Governance and security

  • Governance: the runtime harness layer enforcing policy, approvals, and guardrails (see HRN-008).
  • Policy-as-code: governance rules expressed in a declarative, versioned, testable format.
  • PEP / PDP: Policy Enforcement Point (intercepts actions) and Policy Decision Point (evaluates policy).
  • Guardrail: a runtime check on inputs or outputs that constrains agent behavior.
  • Approval gate: a control that suspends execution pending a human or higher-authority decision (see PAT-001).
  • Least privilege: granting each agent the minimum permissions required for its task.
  • Agent identity: a distinct, attributable, scoped, revocable principal for each agent.
  • Prompt injection: untrusted content that hijacks an agent's instructions or goals.
  • Indirect prompt injection: injection delivered via data the agent retrieves.
  • Data exfiltration: unauthorized egress of sensitive data through agent outputs or tool arguments.
  • Lethal trifecta: the dangerous combination of private-data access, untrusted-content exposure, and external communication ability.
  • Sandbox: an isolated, resource- and network-constrained environment for executing untrusted tools/code.
  • DLP (Data Loss Prevention): controls that detect and block sensitive data in outbound payloads.

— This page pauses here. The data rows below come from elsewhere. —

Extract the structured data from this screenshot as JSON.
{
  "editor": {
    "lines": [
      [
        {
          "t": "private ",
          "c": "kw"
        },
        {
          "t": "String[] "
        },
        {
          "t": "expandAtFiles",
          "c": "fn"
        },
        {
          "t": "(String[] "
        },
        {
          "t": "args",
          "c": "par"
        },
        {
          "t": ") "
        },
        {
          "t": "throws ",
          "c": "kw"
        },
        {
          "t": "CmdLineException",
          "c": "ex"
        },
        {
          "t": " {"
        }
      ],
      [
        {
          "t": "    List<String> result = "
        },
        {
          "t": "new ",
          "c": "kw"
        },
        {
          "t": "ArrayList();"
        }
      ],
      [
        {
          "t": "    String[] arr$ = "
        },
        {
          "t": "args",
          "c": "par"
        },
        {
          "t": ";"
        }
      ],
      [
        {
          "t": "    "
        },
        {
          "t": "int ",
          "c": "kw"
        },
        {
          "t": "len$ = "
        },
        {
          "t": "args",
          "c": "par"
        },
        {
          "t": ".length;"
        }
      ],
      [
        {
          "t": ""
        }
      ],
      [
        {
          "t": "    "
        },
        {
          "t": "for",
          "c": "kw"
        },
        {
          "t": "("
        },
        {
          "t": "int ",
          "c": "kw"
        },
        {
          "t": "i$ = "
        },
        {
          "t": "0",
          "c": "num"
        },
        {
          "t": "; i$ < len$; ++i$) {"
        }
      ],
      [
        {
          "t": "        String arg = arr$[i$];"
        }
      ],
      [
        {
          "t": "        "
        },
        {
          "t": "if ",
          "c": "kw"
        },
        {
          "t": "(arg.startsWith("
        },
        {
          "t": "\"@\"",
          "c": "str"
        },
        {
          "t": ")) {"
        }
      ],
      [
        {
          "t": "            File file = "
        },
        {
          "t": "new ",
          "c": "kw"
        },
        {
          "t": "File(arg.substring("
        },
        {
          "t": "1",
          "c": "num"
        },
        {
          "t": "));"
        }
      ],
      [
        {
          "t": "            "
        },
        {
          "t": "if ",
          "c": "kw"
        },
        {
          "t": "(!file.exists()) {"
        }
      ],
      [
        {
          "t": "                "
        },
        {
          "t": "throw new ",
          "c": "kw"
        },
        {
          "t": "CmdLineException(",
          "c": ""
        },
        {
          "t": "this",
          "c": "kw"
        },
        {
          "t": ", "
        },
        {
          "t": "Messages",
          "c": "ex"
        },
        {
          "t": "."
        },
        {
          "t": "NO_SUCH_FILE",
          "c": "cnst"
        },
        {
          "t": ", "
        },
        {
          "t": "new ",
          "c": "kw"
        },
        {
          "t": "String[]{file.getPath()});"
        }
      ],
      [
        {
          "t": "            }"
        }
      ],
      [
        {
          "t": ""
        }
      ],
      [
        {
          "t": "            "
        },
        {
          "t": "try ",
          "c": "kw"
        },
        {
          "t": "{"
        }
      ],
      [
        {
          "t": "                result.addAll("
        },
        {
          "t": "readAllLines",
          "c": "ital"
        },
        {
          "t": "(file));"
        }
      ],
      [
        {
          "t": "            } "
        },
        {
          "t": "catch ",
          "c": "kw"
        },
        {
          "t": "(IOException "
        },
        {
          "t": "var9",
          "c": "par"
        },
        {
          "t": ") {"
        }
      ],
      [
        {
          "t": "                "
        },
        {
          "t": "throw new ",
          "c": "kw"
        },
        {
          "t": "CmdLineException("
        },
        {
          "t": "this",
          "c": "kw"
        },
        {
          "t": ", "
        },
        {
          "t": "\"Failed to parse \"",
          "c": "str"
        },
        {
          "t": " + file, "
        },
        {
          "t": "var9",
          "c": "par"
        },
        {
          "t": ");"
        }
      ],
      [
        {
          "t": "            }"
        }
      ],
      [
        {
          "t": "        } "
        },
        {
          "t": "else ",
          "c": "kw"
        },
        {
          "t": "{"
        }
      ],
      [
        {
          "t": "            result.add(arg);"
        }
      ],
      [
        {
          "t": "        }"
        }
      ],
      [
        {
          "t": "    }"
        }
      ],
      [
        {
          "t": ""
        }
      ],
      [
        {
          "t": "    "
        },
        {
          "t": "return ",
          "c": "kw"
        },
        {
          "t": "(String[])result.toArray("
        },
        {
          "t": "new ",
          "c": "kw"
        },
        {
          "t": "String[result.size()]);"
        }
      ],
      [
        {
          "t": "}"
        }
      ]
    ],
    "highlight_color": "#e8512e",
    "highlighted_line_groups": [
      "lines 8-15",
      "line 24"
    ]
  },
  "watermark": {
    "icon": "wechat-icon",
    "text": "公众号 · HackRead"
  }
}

Observability and evaluation

  • Observability: the harness layer that makes agent behavior inspectable via traces, logs, and metrics (see HRN-006).
  • Trace: the end-to-end record of a single agent run.
  • Span: a single timed unit of work within a trace (one tool call, one model call), the building block of distributed tracing.
  • Evaluation (eval): the systematic measurement of agent quality, safety, and reliability (see HRN-007).
  • LLM-as-judge: using a model to score another model's outputs against a rubric.
  • Groundedness: the degree to which generated claims are supported by provided evidence.
  • Regression suite: a fixed set of evaluation cases run on every change to catch quality regressions.
  • Eval-driven development: building and changing agents against a measurable evaluation harness.

Protocols and standards

  • MCP (Model Context Protocol): an open protocol for connecting models/agents to tools and data sources through a standardized interface.
  • Tool schema: the typed declaration of a tool's name, arguments, and description that the model uses to call it.
  • llms.txt: a proposed convention for a site-level Markdown file that surfaces a curated, agent-friendly index of content.
  • JSON-LD: structured data format used to make documents machine-readable in the discovery layer.
  • NIST AI RMF / ISO 42001 / EU AI Act: the principal AI risk, management-system, and regulatory frameworks an enterprise harness must satisfy (see HRN-014, GOV-001).

FAQs

Q: Where do I cite a definition from? A: Cite the term by name plus HRN-013. Where a term has a dedicated chapter, prefer citing that chapter for depth.

Q: A term I need is missing — what do I do? A: Add it here in the appropriate group with a crisp one-sentence definition, and link the dedicated chapter if one exists.